State andando a suonare all’estero?
Maurizio. «Sì, siamo proprio alla vigilia di un tour che faremo in Olanda dal 25 settembre. Ora siamo in giro per l’Italia a promuovere il disco Sun e anche il nostro repertorio, in previsione di poter realizzare, nel 2026, un lavoro un po’ più politico, più arrabbiato, guardandoci intorno, quello che sta succedendo, mai tralasciando il contemporaneo perché, come ci diciamo spesso, le radici hanno senso se producono dei frutti, sennò rimangono fenomeni di setta e alla fine si asciugano, non servono a nessuno. Quello che vorremmo è cercare di far ripartire un piccolo ruscello che i più giovani possano poi navigare». 

Che cos’è secondo voi il Blues oggi? Ha ancora un senso proporlo?
Raffo. «Per quanto mi riguarda al Blues ci sono ritornato con un processo di risalita perché, partendo dal Rock, con quel tipo di bagaglio, o comunque da amatore di quella musica, via via sono andato a cercare di interpretare sempre di più quella vibrazione, grazie anche all’incontro con Maurizio. Comunque capisco che una discografia di un certo tipo in questo momento non è semplice per un qualsiasi ragazzo, mancano le conoscenze giuste per intercettare questa vibrazione. Da giovane il Blues un po’ mi annoiava perché ancora non avevo imparato l’alfabeto per capirlo, c’erano delle sovrastrutture, e adesso ce ne sono ancora di più. Vorrei che le nuove generazioni riuscissero in qualche modo a scavare, a togliere tutto il superfluo, per poter riappropriarsi di queste emozioni che sono alle radici della nostra esistenza. Altrimenti, che senso avrebbero delle persone come noi, nate a Gubbio, che suonano un genere che non gli appartiene per nascita o cultura? Noi continuiamo perché il Blues è il nostro bisogno più primitivo, ho cambiato la mia vita pur di suonare questa musica, non è facile capirla subito ma è un tesoro nascosto che va riscoperto…».
Maurizio. «Riallacciandomi alla tua domanda il valore del Blues è sociale, se lo individuiamo in quell’ambito ancora oggi riesce ad avere un senso, raccontando i demoni del quotidiano, l’esistenza problematica delle persone e lo fa con la potenza ritmica e sessuale che ha in sé. È lì che trovi ancora adesso la chiave, perché tutti hanno bisogno di raccontare o semplicemente di essere raccontati per quello che sono nel loro giorno dopo giorno. Se invece la vogliamo per forza stilizzare in genere musicale, a quel punto, secondo me, ha bisogno di essere contaminato per poterlo raccontare».

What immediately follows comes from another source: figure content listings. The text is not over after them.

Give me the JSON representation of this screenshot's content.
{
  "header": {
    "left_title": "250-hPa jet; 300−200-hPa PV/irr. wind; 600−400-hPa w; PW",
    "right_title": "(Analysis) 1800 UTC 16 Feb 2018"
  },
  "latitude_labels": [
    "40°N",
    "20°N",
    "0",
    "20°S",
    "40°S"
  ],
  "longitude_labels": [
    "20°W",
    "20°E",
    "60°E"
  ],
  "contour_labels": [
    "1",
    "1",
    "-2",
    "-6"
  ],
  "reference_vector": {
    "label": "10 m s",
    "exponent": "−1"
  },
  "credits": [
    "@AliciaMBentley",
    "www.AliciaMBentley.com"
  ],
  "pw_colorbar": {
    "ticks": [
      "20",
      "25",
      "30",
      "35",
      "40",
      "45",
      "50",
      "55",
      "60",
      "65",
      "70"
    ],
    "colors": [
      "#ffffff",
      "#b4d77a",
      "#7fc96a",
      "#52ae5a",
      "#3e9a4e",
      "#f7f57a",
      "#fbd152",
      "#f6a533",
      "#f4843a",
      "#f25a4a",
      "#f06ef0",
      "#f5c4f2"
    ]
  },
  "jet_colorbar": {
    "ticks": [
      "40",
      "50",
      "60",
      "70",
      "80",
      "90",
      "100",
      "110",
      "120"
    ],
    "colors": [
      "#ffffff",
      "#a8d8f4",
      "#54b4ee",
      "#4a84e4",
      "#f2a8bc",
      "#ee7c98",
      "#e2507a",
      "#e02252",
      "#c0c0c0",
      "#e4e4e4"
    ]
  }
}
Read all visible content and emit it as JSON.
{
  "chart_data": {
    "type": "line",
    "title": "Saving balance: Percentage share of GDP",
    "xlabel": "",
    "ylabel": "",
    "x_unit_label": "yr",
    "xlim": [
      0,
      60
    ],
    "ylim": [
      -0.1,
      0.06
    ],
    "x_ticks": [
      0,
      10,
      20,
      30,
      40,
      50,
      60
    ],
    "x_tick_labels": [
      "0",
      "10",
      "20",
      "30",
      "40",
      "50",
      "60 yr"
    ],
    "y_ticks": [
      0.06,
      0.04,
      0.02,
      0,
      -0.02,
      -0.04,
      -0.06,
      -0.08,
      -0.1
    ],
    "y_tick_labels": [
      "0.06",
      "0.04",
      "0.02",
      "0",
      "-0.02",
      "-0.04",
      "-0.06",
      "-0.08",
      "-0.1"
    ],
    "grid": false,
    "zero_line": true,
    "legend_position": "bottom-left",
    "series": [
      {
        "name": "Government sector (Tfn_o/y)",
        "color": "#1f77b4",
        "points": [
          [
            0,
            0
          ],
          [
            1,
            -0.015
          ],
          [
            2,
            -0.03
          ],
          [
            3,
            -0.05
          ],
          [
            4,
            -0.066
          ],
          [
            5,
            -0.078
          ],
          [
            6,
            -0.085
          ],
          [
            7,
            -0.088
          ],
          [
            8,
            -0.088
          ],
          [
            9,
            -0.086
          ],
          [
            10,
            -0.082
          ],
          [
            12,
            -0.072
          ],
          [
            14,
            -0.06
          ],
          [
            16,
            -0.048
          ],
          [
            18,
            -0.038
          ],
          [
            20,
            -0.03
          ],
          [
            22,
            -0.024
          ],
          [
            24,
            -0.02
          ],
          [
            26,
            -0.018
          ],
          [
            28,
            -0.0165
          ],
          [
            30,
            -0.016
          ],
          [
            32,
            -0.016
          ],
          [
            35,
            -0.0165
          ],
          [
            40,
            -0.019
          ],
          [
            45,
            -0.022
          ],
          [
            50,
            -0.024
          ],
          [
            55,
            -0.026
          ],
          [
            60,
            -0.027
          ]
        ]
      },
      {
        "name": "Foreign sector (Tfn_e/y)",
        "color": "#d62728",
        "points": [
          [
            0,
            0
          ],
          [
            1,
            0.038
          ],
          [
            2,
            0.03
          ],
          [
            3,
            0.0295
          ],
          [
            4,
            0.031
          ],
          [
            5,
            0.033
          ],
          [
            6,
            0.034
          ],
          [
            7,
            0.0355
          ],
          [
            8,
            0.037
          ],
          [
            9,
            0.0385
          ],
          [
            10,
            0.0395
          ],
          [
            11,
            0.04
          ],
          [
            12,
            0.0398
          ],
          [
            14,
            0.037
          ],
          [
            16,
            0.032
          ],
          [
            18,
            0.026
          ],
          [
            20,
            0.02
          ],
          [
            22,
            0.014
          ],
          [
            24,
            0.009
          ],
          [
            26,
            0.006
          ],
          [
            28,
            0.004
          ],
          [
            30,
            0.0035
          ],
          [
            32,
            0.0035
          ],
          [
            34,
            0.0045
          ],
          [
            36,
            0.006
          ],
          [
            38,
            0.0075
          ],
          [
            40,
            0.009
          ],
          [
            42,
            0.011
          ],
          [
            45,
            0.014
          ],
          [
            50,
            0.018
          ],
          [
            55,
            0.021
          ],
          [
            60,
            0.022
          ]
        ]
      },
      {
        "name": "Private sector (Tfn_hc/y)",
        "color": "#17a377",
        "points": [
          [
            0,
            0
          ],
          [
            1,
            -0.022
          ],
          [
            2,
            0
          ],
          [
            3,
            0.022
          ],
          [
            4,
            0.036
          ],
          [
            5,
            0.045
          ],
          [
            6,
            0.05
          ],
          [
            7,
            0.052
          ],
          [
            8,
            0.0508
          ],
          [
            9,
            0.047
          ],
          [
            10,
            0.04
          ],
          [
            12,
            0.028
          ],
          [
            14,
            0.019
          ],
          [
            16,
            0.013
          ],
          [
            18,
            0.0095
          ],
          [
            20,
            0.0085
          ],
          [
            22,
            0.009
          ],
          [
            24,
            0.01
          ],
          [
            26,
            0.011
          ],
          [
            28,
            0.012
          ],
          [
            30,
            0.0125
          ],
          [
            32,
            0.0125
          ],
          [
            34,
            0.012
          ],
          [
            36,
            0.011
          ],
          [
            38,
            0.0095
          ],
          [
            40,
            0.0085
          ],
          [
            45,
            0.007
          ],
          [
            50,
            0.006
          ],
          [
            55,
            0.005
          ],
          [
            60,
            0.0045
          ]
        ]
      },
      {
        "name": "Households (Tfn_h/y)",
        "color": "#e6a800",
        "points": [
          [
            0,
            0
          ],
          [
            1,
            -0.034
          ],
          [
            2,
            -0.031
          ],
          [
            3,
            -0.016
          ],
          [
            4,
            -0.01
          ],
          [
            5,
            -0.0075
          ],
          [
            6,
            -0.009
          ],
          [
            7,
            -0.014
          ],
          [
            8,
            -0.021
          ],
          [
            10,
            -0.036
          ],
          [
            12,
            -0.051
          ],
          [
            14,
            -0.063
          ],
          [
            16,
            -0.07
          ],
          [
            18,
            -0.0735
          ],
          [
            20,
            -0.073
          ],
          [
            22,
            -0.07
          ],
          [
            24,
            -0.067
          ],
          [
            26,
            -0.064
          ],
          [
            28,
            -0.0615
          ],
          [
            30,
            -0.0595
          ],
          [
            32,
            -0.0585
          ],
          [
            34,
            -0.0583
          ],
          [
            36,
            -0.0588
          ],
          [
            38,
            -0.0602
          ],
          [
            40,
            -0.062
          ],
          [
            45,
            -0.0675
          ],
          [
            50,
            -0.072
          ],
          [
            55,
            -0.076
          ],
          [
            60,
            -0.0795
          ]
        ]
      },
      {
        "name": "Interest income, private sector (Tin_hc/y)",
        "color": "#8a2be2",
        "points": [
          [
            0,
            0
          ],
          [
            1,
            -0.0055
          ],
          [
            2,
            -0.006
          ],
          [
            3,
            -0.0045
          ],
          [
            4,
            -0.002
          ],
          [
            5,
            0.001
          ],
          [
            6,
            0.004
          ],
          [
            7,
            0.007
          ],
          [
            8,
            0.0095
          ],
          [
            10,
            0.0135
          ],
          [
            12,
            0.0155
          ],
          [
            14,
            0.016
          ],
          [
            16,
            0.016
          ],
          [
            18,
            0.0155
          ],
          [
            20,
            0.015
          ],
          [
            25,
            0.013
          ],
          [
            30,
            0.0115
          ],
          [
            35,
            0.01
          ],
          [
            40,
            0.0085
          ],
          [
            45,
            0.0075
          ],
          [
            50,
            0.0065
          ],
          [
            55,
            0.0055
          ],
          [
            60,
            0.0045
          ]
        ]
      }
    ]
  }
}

Il pubblico che avete in Italia è lo stesso per tipologia anche all’estero?
Maurizio. «In Italia ci sono alcune zone dove c’è molto interscambio culturale, penso ad alcuni circuiti underground milanesi per esempio, e qui vedi molti giovani. Nelle circuitazioni classiche, dove ancora in Italia si tende a fare il Blues Festival in modalità sacra, lì arriva un pubblico nostro coetaneo o più anziano, molto conservativo. All’estero invece trovi un po’ l’uno e un po’ l’altro mescolato insieme ed è questa la cosa affascinante. Un sessantenne e un ventenne possono stare allo stesso concerto per ascoltare della musica col puro scopo di divertirsi, senza per forza dargli un risvolto sociale oppure musicale».
Raffo. «Bisogna cercare di rendere il Blues fruibile anche da chi non ha un vocabolario “blues” o comunque si aspetta un genere classico, cercando contaminazioni con altri mondi, in modo da coinvolgere emotivamente le persone che ascoltano. Quando suoniamo dal vivo vediamo la reazione del pubblico, è uno scambio di energia che dal palco va alla gente che ascolta e ritorna al palco. La curiosità si genera anche con l’esperienza».

Insomma, il Fango Sacro da cui provenite!
Maurizio. «Esatto, il fango modella è qualcosa di plasmabile e dunque di modificabile, ma è lo stesso in cui mettiamo i piedi tutti i giorni, il fango della vita, quindi “sacro” nel senso laico. Il termine Sacromud ha anche un aneddoto personale: ho conosciuto Raffo che cantava nei locali dell’entroterra in acustico. Nella sua voce ho individuato un qualcosa che mi faceva vibrare. Un giorno gli ho detto: sotto tutto questo tuo fare un po’ aristocratico hai il “sacro fango”. Da lì è nato questo tormentone diventato poi il nostro nome».